Overall, although the included studies showed a higher level of satisfaction among women who had midwife-led care compared with those who did not, the reviewers could not identify which aspects of care increased women’s satisfaction.

While nine studies reported on maternal satisfaction, there was ambiguity around the concept of satisfaction, and inconsistency in the tools used to measure satisfaction. However, a lack of consistency in measuring women’s satisfaction means that the Cochrane review Midwife-led versus other models of care for childbearing women was only able to report on satisfaction outcomes using a narrative approach.
#Continuity perception definition trial
Many of the RCTs of midwife-led care report increased satisfaction associated with being allocated to the midwife-led care trial arm. These findings confirm those of other RCTs of midwife-led care, suggesting that these models reduce interventions without jeopardising health outcomes.
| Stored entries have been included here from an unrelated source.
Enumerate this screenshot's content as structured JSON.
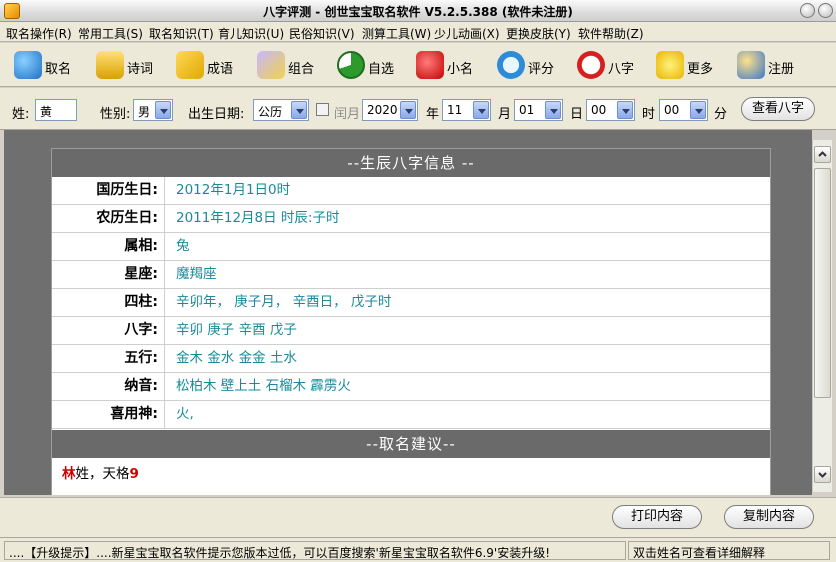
{
  "window": {
    "title": "八字评测 - 创世宝宝取名软件 V5.2.5.388 (软件未注册)"
  },
  "menu": [
    "取名操作(R)",
    "常用工具(S)",
    "取名知识(T)",
    "育儿知识(U)",
    "民俗知识(V)",
    "测算工具(W)",
    "少儿动画(X)",
    "更换皮肤(Y)",
    "软件帮助(Z)"
  ],
  "toolbar": [
    {
      "label": "取名",
      "icon": "people-icon"
    },
    {
      "label": "诗词",
      "icon": "scroll-icon"
    },
    {
      "label": "成语",
      "icon": "book-icon"
    },
    {
      "label": "组合",
      "icon": "shapes-icon"
    },
    {
      "label": "自选",
      "icon": "pie-icon"
    },
    {
      "label": "小名",
      "icon": "heart-icon"
    },
    {
      "label": "评分",
      "icon": "magnifier-icon"
    },
    {
      "label": "八字",
      "icon": "clock-icon"
    },
    {
      "label": "更多",
      "icon": "star-icon"
    },
    {
      "label": "注册",
      "icon": "users-icon"
    }
  ],
  "form": {
    "surname_label": "姓:",
    "surname_value": "黄",
    "gender_label": "性别:",
    "gender_value": "男",
    "birth_label": "出生日期:",
    "calendar_value": "公历",
    "leap_month_label": "闰月",
    "year_value": "2020",
    "year_label": "年",
    "month_value": "11",
    "month_label": "月",
    "day_value": "01",
    "day_label": "日",
    "hour_value": "00",
    "hour_label": "时",
    "minute_value": "00",
    "minute_label": "分",
    "view_bazi_button": "查看八字"
  },
  "bazi": {
    "header": "--生辰八字信息 --",
    "rows": [
      {
        "key": "国历生日:",
        "value": "2012年1月1日0时"
      },
      {
        "key": "农历生日:",
        "value": "2011年12月8日 时辰:子时"
      },
      {
        "key": "属相:",
        "value": "兔"
      },
      {
        "key": "星座:",
        "value": "魔羯座"
      },
      {
        "key": "四柱:",
        "value": "辛卯年， 庚子月， 辛酉日， 戊子时"
      },
      {
        "key": "八字:",
        "value": "辛卯 庚子 辛酉 戊子"
      },
      {
        "key": "五行:",
        "value": "金木 金水 金金 土水"
      },
      {
        "key": "纳音:",
        "value": "松柏木 壁上土 石榴木 霹雳火"
      },
      {
        "key": "喜用神:",
        "value": "火,"
      }
    ]
  },
  "naming": {
    "header": "--取名建议--",
    "surname_char": "林",
    "suggestion_text": "姓，天格",
    "suggestion_number": "9"
  },
  "bottom_buttons": {
    "print": "打印内容",
    "copy": "复制内容"
  },
  "status": {
    "left": "....【升级提示】....新星宝宝取名软件提示您版本过低，可以百度搜索'新星宝宝取名软件6.9'安装升级!",
    "right": "双击姓名可查看详细解释"
  },
  "colors": {
    "value_text": "#1a8a99",
    "section_header_bg": "#6a6a6a",
    "highlight_red": "#cc0000"
  }
}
We conducted a randomised controlled trial (RCT) comparing caseload midwifery care with standard care and found that women allocated to caseload midwifery were less likely to have a caesarean birth, analgesia during labour, and an episiotomy that fewer infants were admitted to the special care nursery and that mother and infant safety outcomes did not differ statistically between the study groups. In the caseload model women are cared for by a primary midwife throughout pregnancy, birth and the early postpartum period. Trial registrationĪustralian New Zealand Clinical Trials Registry ACTRN012607000073404 (registration complete 23rd January 2007).Ĭontinuity of carer has been strongly recommended and encouraged in maternity services in Australia, and many hospitals have responded by introducing caseload midwifery. Conclusionįor women at low risk of medical complications, caseload midwifery increases women’s satisfaction with antenatal, intrapartum and postpartum care. Compared with standard care, caseload care was associated with higher overall ratings of satisfaction with antenatal care (OR 3.35 95 % CI 2.79, 4.03), intrapartum care (OR 2.14 95 % CI 1.78, 2.57), hospital postpartum care (OR 1.56, 95 % CI 1.32, 1.85) and home-based postpartum care (OR 3.19 95 % CI 2.64, 3.85). The response rate to the two month survey was 88 % in the caseload group and 74 % in the standard care group. Two thousand, three hundred fourteen women were randomised: 1,156 to caseload care and 1,158 to standard care.

A secondary analysis explored the effect of intrapartum continuity of carer on overall satisfaction rating. The primary analysis was by intention to treat. Data for this paper were collected by background questionnaire prior to randomisation and a follow-up questionnaire sent at two months postpartum. Women allocated to standard care received midwife-led care with varying levels of continuity, junior obstetric care, or community-based general practitioner care. The caseload model included antenatal, intrapartum and postpartum care from a primary midwife with back-up provided by another known midwife when necessary. Women were randomised to caseload midwifery or standard care. Pregnant women at low risk of complications, booking for care at a tertiary hospital in Melbourne, Australia, were recruited to a randomised controlled trial between September 2007 and June 2010. The aim of this paper is to evaluate the effect of caseload midwifery on women’s satisfaction with care across the maternity continuum. Continuity of care by a primary midwife during the antenatal, intrapartum and postpartum periods has been recommended in Australia and many hospitals have introduced a caseload midwifery model of care.